Jednak to z czego najbardziej słynie
obecnie dominikańska muzyka liturgiczna, to śpiew wielogłosowy,
praktykowany przez rozmaite schole, gromadzące licznie ludzi chcących
aktywnie uczestniczyć w liturgii. Fenomenem polskich dominikanów jest
zgromadzenie sporego środowiska muzycznego: kompozytorów, dyrygentów,
osób śpiewających, które tworzy i wykonuje muzykę na potrzeby liturgii.
Ten rodzaj śpiewu jednym się podoba, u innych nie wzbudza entuzjazmu,
jednak trzeba przyznać, że dobrze współgra z celebracją i sprawdza się w
praktyce liturgicznej.
Dominikanie znani są nie tylko z
wielkiej dbałości o celebrację liturgii, ale także ze starań o oprawę
muzyczną mszy świętej, z dużą aktywnością śpiewu wiernych. Pojawia się
wiele rodzajów śpiewu: od melodii chorałowych przez renesansową
polifonię, jednogłosowe śpiewy tradycyjne, po współczesne wielogłosowe
opracowania tychże oraz całkiem nowe kompozycje powstałe z inwencji
współczesnych kompozytorów. Muzyka zarówno a cappella, jak i z towarzyszeniem organów czy orkiestry.
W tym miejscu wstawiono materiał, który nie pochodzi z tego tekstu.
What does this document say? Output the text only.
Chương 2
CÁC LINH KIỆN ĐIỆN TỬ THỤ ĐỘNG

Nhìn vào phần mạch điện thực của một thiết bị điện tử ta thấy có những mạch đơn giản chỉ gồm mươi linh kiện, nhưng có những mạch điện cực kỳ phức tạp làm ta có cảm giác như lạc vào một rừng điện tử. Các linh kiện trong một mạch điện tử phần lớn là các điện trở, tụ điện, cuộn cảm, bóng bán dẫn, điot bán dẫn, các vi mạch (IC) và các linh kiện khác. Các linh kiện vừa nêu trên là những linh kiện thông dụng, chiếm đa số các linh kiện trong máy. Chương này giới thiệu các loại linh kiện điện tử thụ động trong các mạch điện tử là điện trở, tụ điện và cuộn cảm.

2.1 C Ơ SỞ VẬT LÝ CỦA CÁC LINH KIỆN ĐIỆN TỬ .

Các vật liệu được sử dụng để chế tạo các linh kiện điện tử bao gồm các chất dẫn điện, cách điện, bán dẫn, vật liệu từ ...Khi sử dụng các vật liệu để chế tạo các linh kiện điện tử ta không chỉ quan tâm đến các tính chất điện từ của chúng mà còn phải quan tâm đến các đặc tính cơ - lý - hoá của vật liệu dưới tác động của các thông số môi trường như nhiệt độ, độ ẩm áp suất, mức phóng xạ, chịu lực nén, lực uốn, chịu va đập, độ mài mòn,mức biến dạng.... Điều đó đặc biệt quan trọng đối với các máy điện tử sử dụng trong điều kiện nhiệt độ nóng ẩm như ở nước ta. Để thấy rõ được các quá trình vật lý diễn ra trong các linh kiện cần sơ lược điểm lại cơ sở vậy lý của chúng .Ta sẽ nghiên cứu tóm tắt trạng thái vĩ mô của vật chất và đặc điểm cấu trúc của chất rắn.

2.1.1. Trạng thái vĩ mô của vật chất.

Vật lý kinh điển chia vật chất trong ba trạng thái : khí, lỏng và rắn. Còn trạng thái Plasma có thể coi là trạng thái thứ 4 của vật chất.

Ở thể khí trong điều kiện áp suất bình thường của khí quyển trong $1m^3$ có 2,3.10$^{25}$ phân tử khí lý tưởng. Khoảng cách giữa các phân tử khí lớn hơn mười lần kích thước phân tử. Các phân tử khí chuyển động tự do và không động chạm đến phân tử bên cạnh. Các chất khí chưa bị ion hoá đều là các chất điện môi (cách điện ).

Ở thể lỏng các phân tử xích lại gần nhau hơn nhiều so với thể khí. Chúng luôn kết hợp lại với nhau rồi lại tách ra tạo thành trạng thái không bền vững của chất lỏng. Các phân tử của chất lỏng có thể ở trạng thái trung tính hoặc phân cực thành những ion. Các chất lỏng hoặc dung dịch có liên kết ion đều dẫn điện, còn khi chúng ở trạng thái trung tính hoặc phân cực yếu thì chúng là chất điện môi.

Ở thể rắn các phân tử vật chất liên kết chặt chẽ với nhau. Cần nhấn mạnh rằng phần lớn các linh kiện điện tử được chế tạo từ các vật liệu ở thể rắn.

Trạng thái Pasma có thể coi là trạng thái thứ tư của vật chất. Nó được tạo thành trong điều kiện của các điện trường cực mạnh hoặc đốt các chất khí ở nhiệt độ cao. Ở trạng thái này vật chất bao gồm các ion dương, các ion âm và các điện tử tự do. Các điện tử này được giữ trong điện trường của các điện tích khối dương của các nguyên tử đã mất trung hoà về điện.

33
Najczęściej jednak są to pieśni na czterogłosowy mieszany zespół a cappella, do tekstów czerpanych z Księgi Psalmów i innych ksiąg Pisma Świętego.
Po raz pierwszy kompozycje te zostały zebrane w śpiewniku „Niepojęta Trójco”
(pod koniec lat dziewięćdziesiątych), który wielokrotnie wznawiany stał
się rozchwytywaną publikacją i trafił w najdalsze zakątki Polski. Była
to propozycja wyjścia z trudnej sytuacji w jakiej znalazła się muzyka w
zreformowanej liturgii.
Niedawno po dwunastu latach od wydania pierwszego tomu w końcu ukazał się drugi tom śpiewnika „Niepojęta Trójco”,
na który z niecierpliwością czekano i który już na starcie wywołał
ogromne zainteresowanie. Jest to bardzo dobra wiadomość dla wszystkich
muzyków kościelnych, zajmujących się oprawą liturgiczną.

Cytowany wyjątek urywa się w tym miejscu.